Air Canada's flight attendants will be in a legal position to strike after this year.
The Air Canada Component of CUPE represents 10,000 flight attendants at Air Canada and Air Canada Rouge. Its members will be in a legal position to strike after the expiration of their collective agreement with the airline on Mar. 31, 2025.
A spokesperson said that the goal is "always to achieve a contract without job action" but the union has some key concerns leading up to the deadline.
"The flight attendants, like the pilots, are coming out of a 10-year agreement but otherwise the issues they are facing are different," they said, noting that one of the central problems with the current contract is unpaid work.
The Air Canada Component of CUPE motto on its website heading into negotiations is "Unpaid work won't fly."
Airline attendants say many of their duties are unpaid
According to CUPE’s Airline Division, which represents approximately 18,500 flight attendants across Canada, flight attendants work an average of 35 hours of unpaid work monthly.
Bill C-409 aims to end unpaid work in the airline industry and has been tabled in the House of Commons.
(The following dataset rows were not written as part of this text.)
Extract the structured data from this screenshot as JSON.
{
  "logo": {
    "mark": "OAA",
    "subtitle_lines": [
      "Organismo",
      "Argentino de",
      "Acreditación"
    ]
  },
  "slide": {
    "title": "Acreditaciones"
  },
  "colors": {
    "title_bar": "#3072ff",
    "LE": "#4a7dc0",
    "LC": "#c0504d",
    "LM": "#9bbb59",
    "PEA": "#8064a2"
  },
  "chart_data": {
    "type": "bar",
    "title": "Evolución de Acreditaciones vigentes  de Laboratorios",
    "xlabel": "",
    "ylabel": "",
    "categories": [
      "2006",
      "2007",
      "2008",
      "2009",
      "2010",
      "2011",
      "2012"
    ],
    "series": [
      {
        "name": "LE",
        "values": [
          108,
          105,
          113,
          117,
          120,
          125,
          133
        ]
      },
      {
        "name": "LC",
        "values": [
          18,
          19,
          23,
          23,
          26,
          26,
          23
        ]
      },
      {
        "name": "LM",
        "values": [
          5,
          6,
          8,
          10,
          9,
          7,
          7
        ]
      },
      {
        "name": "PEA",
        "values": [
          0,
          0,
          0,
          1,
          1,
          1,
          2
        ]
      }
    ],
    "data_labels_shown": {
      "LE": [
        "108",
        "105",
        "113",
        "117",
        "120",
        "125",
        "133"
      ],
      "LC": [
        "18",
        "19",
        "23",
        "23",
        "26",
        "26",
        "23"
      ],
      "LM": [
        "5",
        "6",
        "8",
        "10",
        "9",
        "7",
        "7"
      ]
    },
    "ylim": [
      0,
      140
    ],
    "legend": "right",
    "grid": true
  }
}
The bill underscores that flight attendants must ensure the "safety and comfort of passengers and security of the plane itself on the ground and at 25,000 feet." A flight attendant's job involves extensive training and re-training.
While some of their duties are paid, union members say others "are paid at or below the federal minimum wage, and even more are not paid at all, depending on which airline you work for."
Air Canada's union members say: "Because airlines don’t pay flight attendants for duties like assisting passengers with boarding, pre-flight safety checks, deplaning, and other delays, flight attendants spend nearly a full workweek every month working for free."
Can flight attendants strike immediately after their Air Canada contract expires?
Air Canada's flight attendants must go through a process with their employer after the contract expires before they can legally strike.
The union must go through collective bargaining with the airline. If an agreement isn't made, a conciliator will be appointed under the Canada Labour Code. If one isn't, the parties will enter a 60-day "cooling period."
Union members must vote to strike and issue a 72-hour notice before job action.
Air Canada narrowly avoided traveller chaos when it reached a tentative contract with its pilots' union in mid-September. The four-year agreement was officially ratified this week, retroactive to Sept. 30, 2023.
Air Canada has a webpage dedicated to contract talks and other negotiations.